Server-seizures, untruths and bad style

As you may have heard, Windscribe had VPN servers seized in Ukraine on 24 June this year. So far so bad.

According to Arstechnica, Windscribe had to admit that the servers were not secured well enough. According to the information, the servers were running on an old stack and were not encrypted. And so private keys were found on the hard drives of the servers. This is of course very embarrassing and has now been fixed, as we read in their new blog post. We must also praise the fact that they are now taking the in-memory stack approach, so that no private data can be found on the hard drives.

This is similar to that what we have implemented in our infrastructure for many years: Our servers run on RAM disks. This ensures that as soon as the power is disconnected from the server, no security-relevant data can be found. You could also say that Windscribe has finally copied this feature from us in 2021.


When Windscribe introduced their server-side ad and tracking blocker 'R.O.B.E.R.T.' on November 2018, we smiled a bit, as it was a copy of our 'TrackStop' which we already introduced on September 2016.

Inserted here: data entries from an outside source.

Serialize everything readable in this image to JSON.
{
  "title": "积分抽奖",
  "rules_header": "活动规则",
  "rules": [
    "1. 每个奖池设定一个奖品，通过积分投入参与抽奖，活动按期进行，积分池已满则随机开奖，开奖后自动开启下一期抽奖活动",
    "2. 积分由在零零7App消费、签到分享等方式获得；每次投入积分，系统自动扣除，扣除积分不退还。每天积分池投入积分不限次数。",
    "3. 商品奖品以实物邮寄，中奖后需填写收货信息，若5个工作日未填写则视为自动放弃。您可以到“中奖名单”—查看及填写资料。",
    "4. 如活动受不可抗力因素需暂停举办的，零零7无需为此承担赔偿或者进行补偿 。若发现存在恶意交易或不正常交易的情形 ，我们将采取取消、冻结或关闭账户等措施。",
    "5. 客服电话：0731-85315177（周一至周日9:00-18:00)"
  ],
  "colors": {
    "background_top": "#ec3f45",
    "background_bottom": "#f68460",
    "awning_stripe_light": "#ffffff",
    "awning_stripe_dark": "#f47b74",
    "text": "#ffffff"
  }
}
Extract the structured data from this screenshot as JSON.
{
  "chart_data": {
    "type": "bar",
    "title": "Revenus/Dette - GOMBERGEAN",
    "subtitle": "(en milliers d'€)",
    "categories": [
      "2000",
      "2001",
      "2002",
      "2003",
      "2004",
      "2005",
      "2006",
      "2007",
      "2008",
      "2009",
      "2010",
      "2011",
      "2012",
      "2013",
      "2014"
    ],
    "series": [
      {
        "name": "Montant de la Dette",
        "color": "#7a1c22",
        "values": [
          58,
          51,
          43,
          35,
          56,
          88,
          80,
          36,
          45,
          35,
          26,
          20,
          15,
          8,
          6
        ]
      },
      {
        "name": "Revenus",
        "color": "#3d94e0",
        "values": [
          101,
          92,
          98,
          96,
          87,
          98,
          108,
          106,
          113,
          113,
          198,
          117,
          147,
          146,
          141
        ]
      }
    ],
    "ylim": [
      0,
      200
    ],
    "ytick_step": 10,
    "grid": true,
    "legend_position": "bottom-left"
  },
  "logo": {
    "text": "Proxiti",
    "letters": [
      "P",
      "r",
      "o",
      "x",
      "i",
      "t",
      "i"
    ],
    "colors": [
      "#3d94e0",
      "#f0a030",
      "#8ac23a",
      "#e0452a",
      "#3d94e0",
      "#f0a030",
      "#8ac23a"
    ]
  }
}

We are very honoured when our features are copied by other providers :)

This annoys us

It is well known that data is found by providers even though they advertise a no-logging strategy according to their marketing. It is also noticeable that these providers are just so cheap that you can say they are not free. We will never say their names or take a position on this, that is not our style. In the blog post, Windscribe took the trouble to go into the shortcomings of the competitors. We think this is bad style, from a VPN provider, which has made mistakes and tries to present itself better, but each company has to decide that for itself.

But the fact that Windscribe writes in the above-mentioned blog post that we did not have our ram disk infrastructure at the time of the server seizure in Rotterdam and assumes that data of our users should have been found, is simply a brazen insinuation. If they had instead adhered to basic journalistic standards and simply asked instead of claiming untruths, we would have been happy to clarify that our VPN servers have been running with the RAM disks since 2013. Also, despite the RAM disk, we naturally revoke certificates when we lose control of a server.

We are therefore completely justified in assuming that when our servers were seized in Rotterdam in 2016, the investigators only found a basic Linux installation with a customised configuration on the hard disks and were unable to seize any other data.